Amazon Web Services is looking for a Senior Solutions Architect (SA III) to accelerate our healthcare AI/ML business as part of the World Wide Public Sector Healthcare \& Life Sciences team. As a Specialist Solutions Architect within AWS, you will lead technical strategy and execution across a portfolio of healthcare and life sciences customers — from providers and payers to med\-tech and bio\-pharma — driving AI/ML adoption from experimentation through production.

Your broad responsibilities will include:

  • Leading complex, multi\-stakeholder technical engagements and presenting decisions to leaders multiple tiers above your level
  • Defining AI/ML reference architectures and reusable patterns for clinical and operational healthcare use cases (agentic AI, clinical decision support, prior authorization, health data platforms, medical imaging, genomics)
  • Handling complex business and technology problems — defining and validating requirements, leading end\-to\-end design, and representing benefits and challenges of each approach
  • Influencing stakeholders and partners across the organization to drive best practices and force\-multiply team impact
  • Mentoring and developing other technical professionals across the HCLS organization
  • Producing thought leadership content (blogs, reference architectures, re:Invent sessions, workshops) that simplifies and scales the team's impact

You will work with a world\-class sales, business development, and specialist team, engaging with health AI/ML\-focused partners and customers, including some of the leading providers of healthcare AI systems globally.

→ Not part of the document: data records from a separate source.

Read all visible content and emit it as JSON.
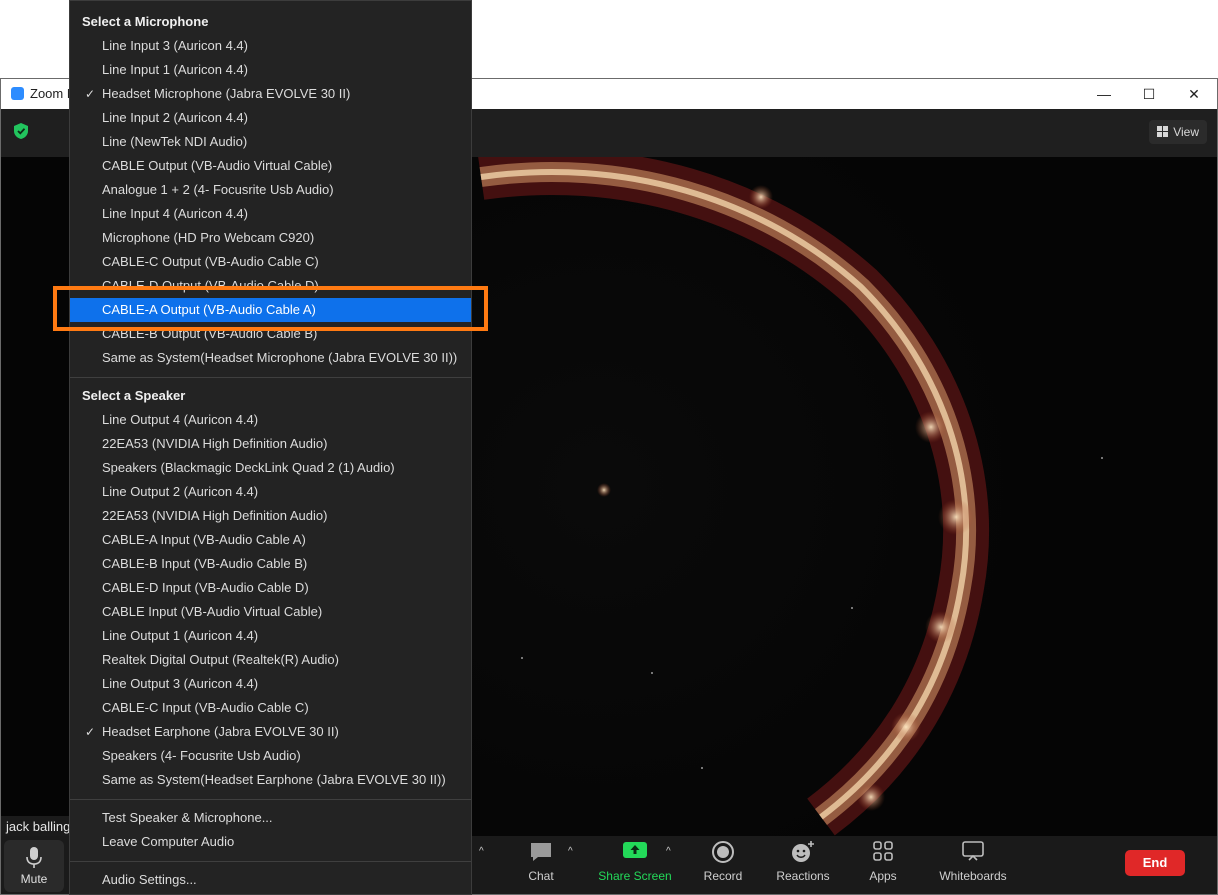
{
  "window": {
    "title": "Zoom M",
    "controls": {
      "minimize": "—",
      "maximize": "☐",
      "close": "✕"
    }
  },
  "topbar": {
    "view_label": "View"
  },
  "participant": {
    "name": "jack balling"
  },
  "toolbar": {
    "mute_label": "Mute",
    "chat_label": "Chat",
    "share_label": "Share Screen",
    "record_label": "Record",
    "reactions_label": "Reactions",
    "apps_label": "Apps",
    "whiteboards_label": "Whiteboards",
    "end_label": "End",
    "caret": "^"
  },
  "menu": {
    "microphone_header": "Select a Microphone",
    "microphones": [
      {
        "label": "Line Input 3 (Auricon 4.4)"
      },
      {
        "label": "Line Input 1 (Auricon 4.4)"
      },
      {
        "label": "Headset Microphone (Jabra EVOLVE 30 II)",
        "checked": true
      },
      {
        "label": "Line Input 2 (Auricon 4.4)"
      },
      {
        "label": "Line (NewTek NDI Audio)"
      },
      {
        "label": "CABLE Output (VB-Audio Virtual Cable)"
      },
      {
        "label": "Analogue 1 + 2 (4- Focusrite Usb Audio)"
      },
      {
        "label": "Line Input 4 (Auricon 4.4)"
      },
      {
        "label": "Microphone (HD Pro Webcam C920)"
      },
      {
        "label": "CABLE-C Output (VB-Audio Cable C)"
      },
      {
        "label": "CABLE-D Output (VB-Audio Cable D)"
      },
      {
        "label": "CABLE-A Output (VB-Audio Cable A)",
        "selected": true
      },
      {
        "label": "CABLE-B Output (VB-Audio Cable B)"
      },
      {
        "label": "Same as System(Headset Microphone (Jabra EVOLVE 30 II))"
      }
    ],
    "speaker_header": "Select a Speaker",
    "speakers": [
      {
        "label": "Line Output 4 (Auricon 4.4)"
      },
      {
        "label": "22EA53 (NVIDIA High Definition Audio)"
      },
      {
        "label": "Speakers (Blackmagic DeckLink Quad 2 (1) Audio)"
      },
      {
        "label": "Line Output 2 (Auricon 4.4)"
      },
      {
        "label": "22EA53 (NVIDIA High Definition Audio)"
      },
      {
        "label": "CABLE-A Input (VB-Audio Cable A)"
      },
      {
        "label": "CABLE-B Input (VB-Audio Cable B)"
      },
      {
        "label": "CABLE-D Input (VB-Audio Cable D)"
      },
      {
        "label": "CABLE Input (VB-Audio Virtual Cable)"
      },
      {
        "label": "Line Output 1 (Auricon 4.4)"
      },
      {
        "label": "Realtek Digital Output (Realtek(R) Audio)"
      },
      {
        "label": "Line Output 3 (Auricon 4.4)"
      },
      {
        "label": "CABLE-C Input (VB-Audio Cable C)"
      },
      {
        "label": "Headset Earphone (Jabra EVOLVE 30 II)",
        "checked": true
      },
      {
        "label": "Speakers (4- Focusrite Usb Audio)"
      },
      {
        "label": "Same as System(Headset Earphone (Jabra EVOLVE 30 II))"
      }
    ],
    "test_label": "Test Speaker & Microphone...",
    "leave_label": "Leave Computer Audio",
    "settings_label": "Audio Settings...",
    "check_glyph": "✓"
  },
  "colors": {
    "selection": "#0e71eb",
    "highlight_box": "#ff7a12",
    "end_button": "#e02828",
    "share_green": "#23d959"
  }
}
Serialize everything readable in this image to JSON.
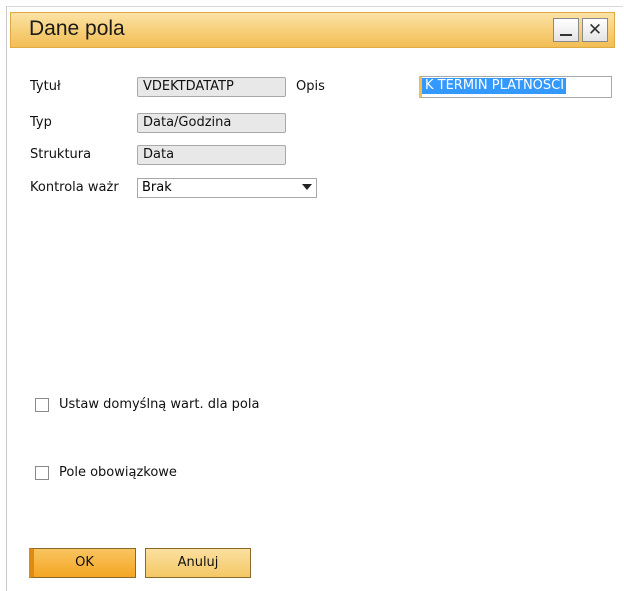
{
  "window": {
    "title": "Dane pola",
    "minimize_glyph": "_",
    "close_glyph": "✕"
  },
  "form": {
    "tytul_label": "Tytuł",
    "tytul_value": "VDEKTDATATP",
    "opis_label": "Opis",
    "opis_value": "K TERMIN PLATNOSCI",
    "typ_label": "Typ",
    "typ_value": "Data/Godzina",
    "struktura_label": "Struktura",
    "struktura_value": "Data",
    "kontrola_label": "Kontrola ważr",
    "kontrola_value": "Brak"
  },
  "options": {
    "default_value_label": "Ustaw domyślną wart. dla pola",
    "mandatory_label": "Pole obowiązkowe"
  },
  "buttons": {
    "ok_label": "OK",
    "cancel_label": "Anuluj"
  },
  "colors": {
    "titlebar": "#f7d07a",
    "ok_button": "#f4a623",
    "selection": "#3399ff"
  }
}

We are looking for someone who is passionate about:

  • Helping healthcare organizations achieve their mission of better patient health through responsible AI
  • Designing production\-grade AI/ML architectures in regulated environments (HIPAA, FDA, GxP)
  • Simplifying and driving the use of best practices across technical communities
  • Our company credo: "Work hard. Have fun. Make history."

With demonstrated experience in:

  • Executive engagement and communication —trusted to present to and influence senior leadership; whiteboard sessions, EBCs, and executive presentations
  • Healthcare AI/ML — architecting, building, or deploying production clinical AI systems (GenAI, agentic workflows, NLP, computer vision, or data platforms in healthcare)
  • Technical leadership — independently designing long\-term solutions, taking the lead on initiatives, and delivering without close supervision
  • Influence and force multiplication — driving adoption of best practices, mentoring others, and scaling impact beyond individual contribution
  • Ability to travel 30%

About the team

Inclusive Team Culture

Here at AWS, we embrace our differences. We are committed to furthering our culture of inclusion. We have twelve employee\-led affinity groups, reaching 40,000 employees in over 190 chapters globally. Amazon's culture of inclusion is reinforced within our 16 Leadership Principles, which remind team members to seek diverse perspectives, learn and be curious, and earn trust.

Work/Life Balance

Our team puts a high value on work\-life balance. Striking a healthy balance between your personal and professional life is crucial to your happiness and success here, which is why we aren't focused on how many hours you spend at work or online. Instead, we're happy to offer a flexible schedule so you can have a more productive and well\-balanced life—both in and outside of work.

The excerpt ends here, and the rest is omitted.